And on top of that, though, as others experience downtime, and we never wish that on our competitors, but it’s just the reality of the situation they find themselves in, then that sometimes opens up opportunities for us to on, kind of a one-off basis, supply some of their customers in the market. And so, it generates an opportunity for us to even increase our product sales beyond, kind of our normal levels. And so again, our teams are working diligently to see how to best supply customers with products and how to do that in the most economic way.
Dennis Fong: Okay. Thanks Brad. I’ll turn it back.
Operator: We’ll go next to Menno Hulshof with TD Securities.
Menno Hulshof: Thanks and good morning everyone. I’ll start with Strathcona renewable diesel. You clearly had enough confidence in the economics to FID last week, but given the cost and the scope increase, could we get your thoughts on, sort of the range of outcomes on project returns or even the project hurdle?
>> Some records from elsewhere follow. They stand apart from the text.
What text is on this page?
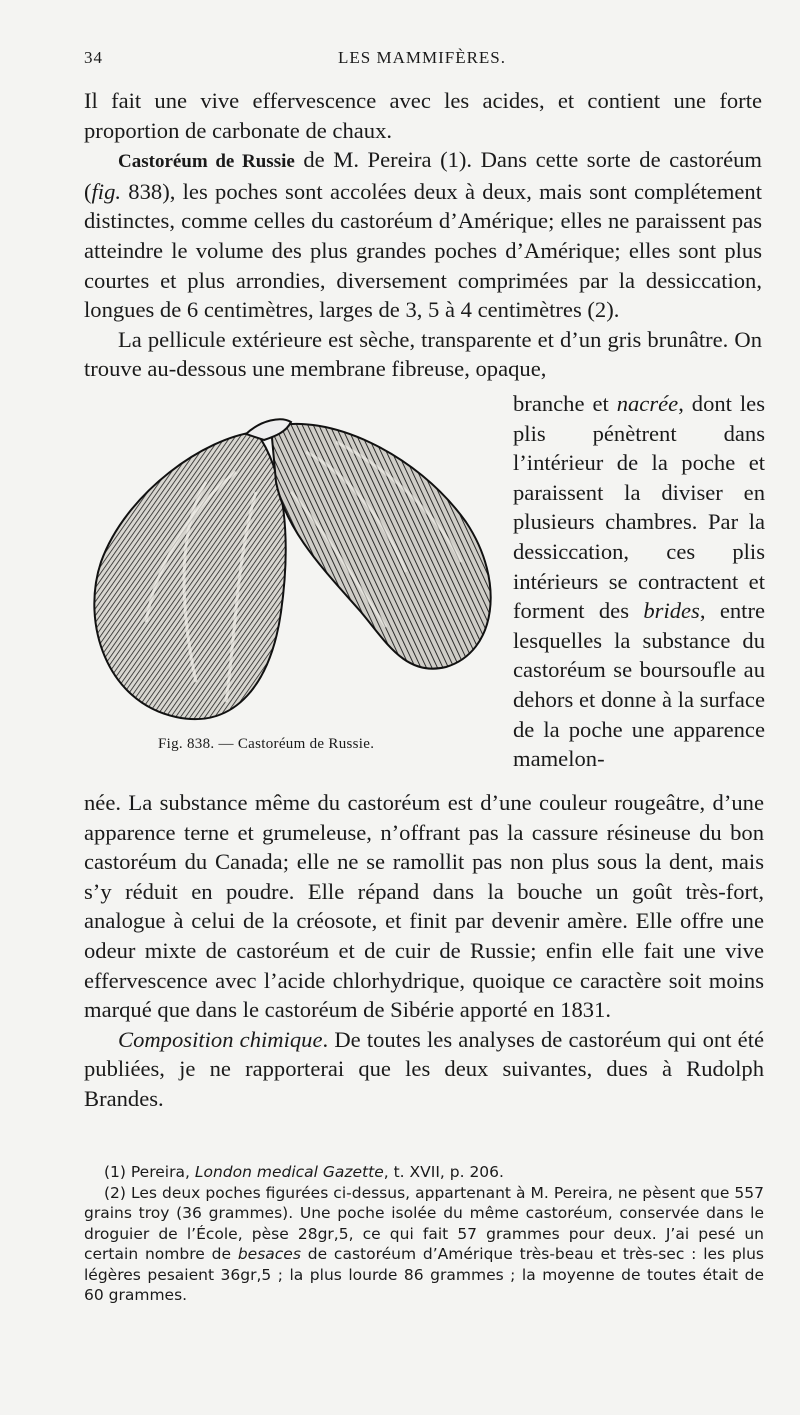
34	LES MAMMIFÈRES.

Il fait une vive effervescence avec les acides, et contient une forte proportion de carbonate de chaux.

Castoréum de Russie de M. Pereira (1). Dans cette sorte de castoréum (fig. 838), les poches sont accolées deux à deux, mais sont complétement distinctes, comme celles du castoréum d’Amérique; elles ne paraissent pas atteindre le volume des plus grandes poches d’Amérique; elles sont plus courtes et plus arrondies, diversement comprimées par la dessiccation, longues de 6 centimètres, larges de 3, 5 à 4 centimètres (2).

La pellicule extérieure est sèche, transparente et d’un gris brunâtre. On trouve au-dessous une membrane fibreuse, opaque,

Fig. 838. — Castoréum de Russie.

branche et nacrée, dont les plis pénètrent dans l’intérieur de la poche et paraissent la diviser en plusieurs chambres. Par la dessiccation, ces plis intérieurs se contractent et forment des brides, entre lesquelles la substance du castoréum se boursoufle au dehors et donne à la surface de la poche une apparence mamelon-

née. La substance même du castoréum est d’une couleur rougeâtre, d’une apparence terne et grumeleuse, n’offrant pas la cassure résineuse du bon castoréum du Canada; elle ne se ramollit pas non plus sous la dent, mais s’y réduit en poudre. Elle répand dans la bouche un goût très-fort, analogue à celui de la créosote, et finit par devenir amère. Elle offre une odeur mixte de castoréum et de cuir de Russie; enfin elle fait une vive effervescence avec l’acide chlorhydrique, quoique ce caractère soit moins marqué que dans le castoréum de Sibérie apporté en 1831.

Composition chimique. De toutes les analyses de castoréum qui ont été publiées, je ne rapporterai que les deux suivantes, dues à Rudolph Brandes.

(1) Pereira, London medical Gazette, t. XVII, p. 206.

(2) Les deux poches figurées ci-dessus, appartenant à M. Pereira, ne pèsent que 557 grains troy (36 grammes). Une poche isolée du même castoréum, conservée dans le droguier de l’École, pèse 28gr,5, ce qui fait 57 grammes pour deux. J’ai pesé un certain nombre de besaces de castoréum d’Amérique très-beau et très-sec : les plus légères pesaient 36gr,5 ; la plus lourde 86 grammes ; la moyenne de toutes était de 60 grammes.
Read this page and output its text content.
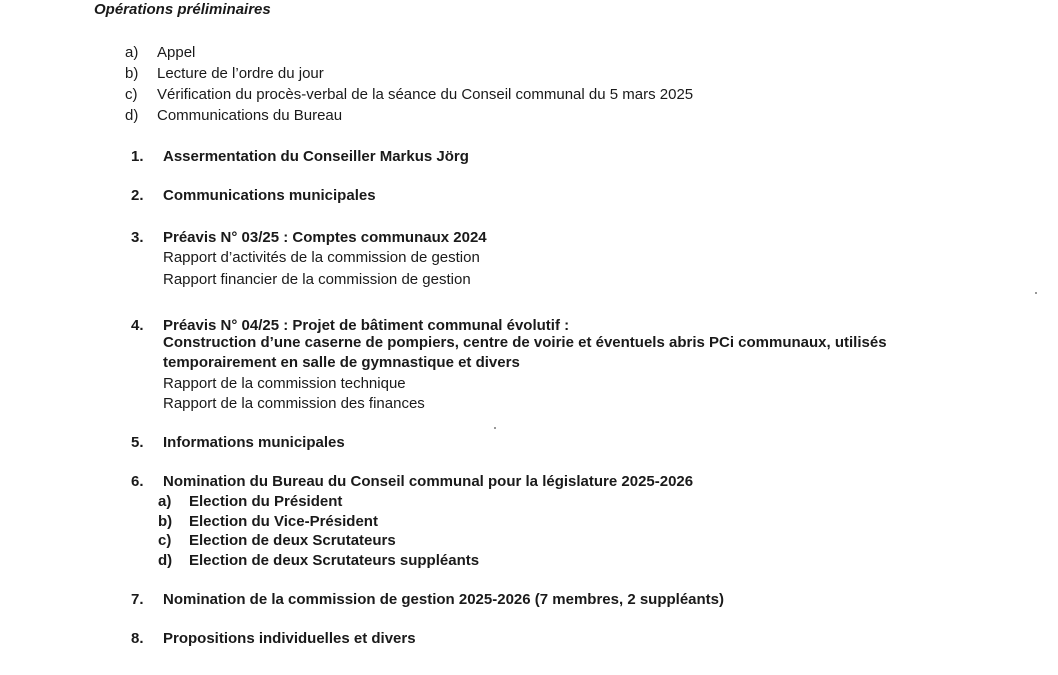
Opérations préliminaires
a) Appel
b) Lecture de l’ordre du jour
c) Vérification du procès-verbal de la séance du Conseil communal du 5 mars 2025
d) Communications du Bureau
1. Assermentation du Conseiller Markus Jörg
2. Communications municipales
3. Préavis N° 03/25 : Comptes communaux 2024
Rapport d’activités de la commission de gestion
Rapport financier de la commission de gestion
4. Préavis N° 04/25 : Projet de bâtiment communal évolutif :
Construction d’une caserne de pompiers, centre de voirie et éventuels abris PCi communaux, utilisés
temporairement en salle de gymnastique et divers
Rapport de la commission technique
Rapport de la commission des finances
5. Informations municipales
6. Nomination du Bureau du Conseil communal pour la législature 2025-2026
a) Election du Président
b) Election du Vice-Président
c) Election de deux Scrutateurs
d) Election de deux Scrutateurs suppléants
7. Nomination de la commission de gestion 2025-2026 (7 membres, 2 suppléants)
8. Propositions individuelles et divers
And finally, where do things stand in terms of signing of feedstock supply agreements?
Brad Corson: Yes. Thanks for those questions, Menno. I mean, first, I would just say, we don’t normally talk about individual rates of returns on projects like this, although I can assure you, it’s a very robust return. It’s double-digit return and it competes very well with other projects in our portfolio that are competing for capital and hence, the reason we took it to FID. But I have with me Jon Wetmore, who is the VP of our Downstream and has been directly involved with this project from the outset and bringing a lot of leadership to moving it along, kind of through the decision process. And so, maybe I’ll turn it to him to talk maybe a little bit more about cost and then also, kind of the some of those supply contracts.
Jon Wetmore: Thanks, Brad. It’s Jon Wetmore here, Menno. Thanks for the question. We did see some cost increases on the project, and I think Brad talked about that in his opening remarks. Really, they’re driven by the fact that we’ve seen some amount of inflationary pressures in the projects, labor, and materials. A little bit of constructability issues as well as we’re knitting together some catalysts that are third-party catalysts with our highly advantaged dewaxing catalysts that’s proprietary to ExxonMobil technology. But when we did that, the last layer of costs that we saw come in to this is really around added logistics and some very high-return additions to the project scope. They come in the way of us looking at where we want to sell the renewable diesel across Western Canada and potentially into the U.S. The return on all those added logistics in that last layer of scope that we added is incredibly strong, and it really nullified the impact of all those cost increases on the project’s rate of return.
So, we’re really happy and had a good review with our Board here about reviewing the project’s rate of return as being neutral even after that $200 million of cost was added. So, we’re very strong, as Brad said, competes very well with the rest of our portfolio. There’s nothing about the fact that it’s a renewable diesel project or driven by regulatory compliance that in any way suggests that its rate of return is below our portfolio, very, very competitive and at the top of our portfolio. In terms of feedstock, we’re working diligently around that with some of the best in industry that provide vegetable oils. We’re looking at a variety of different sources so that we are insulated to a little bit of everything from weather conditions to local sourcing challenges.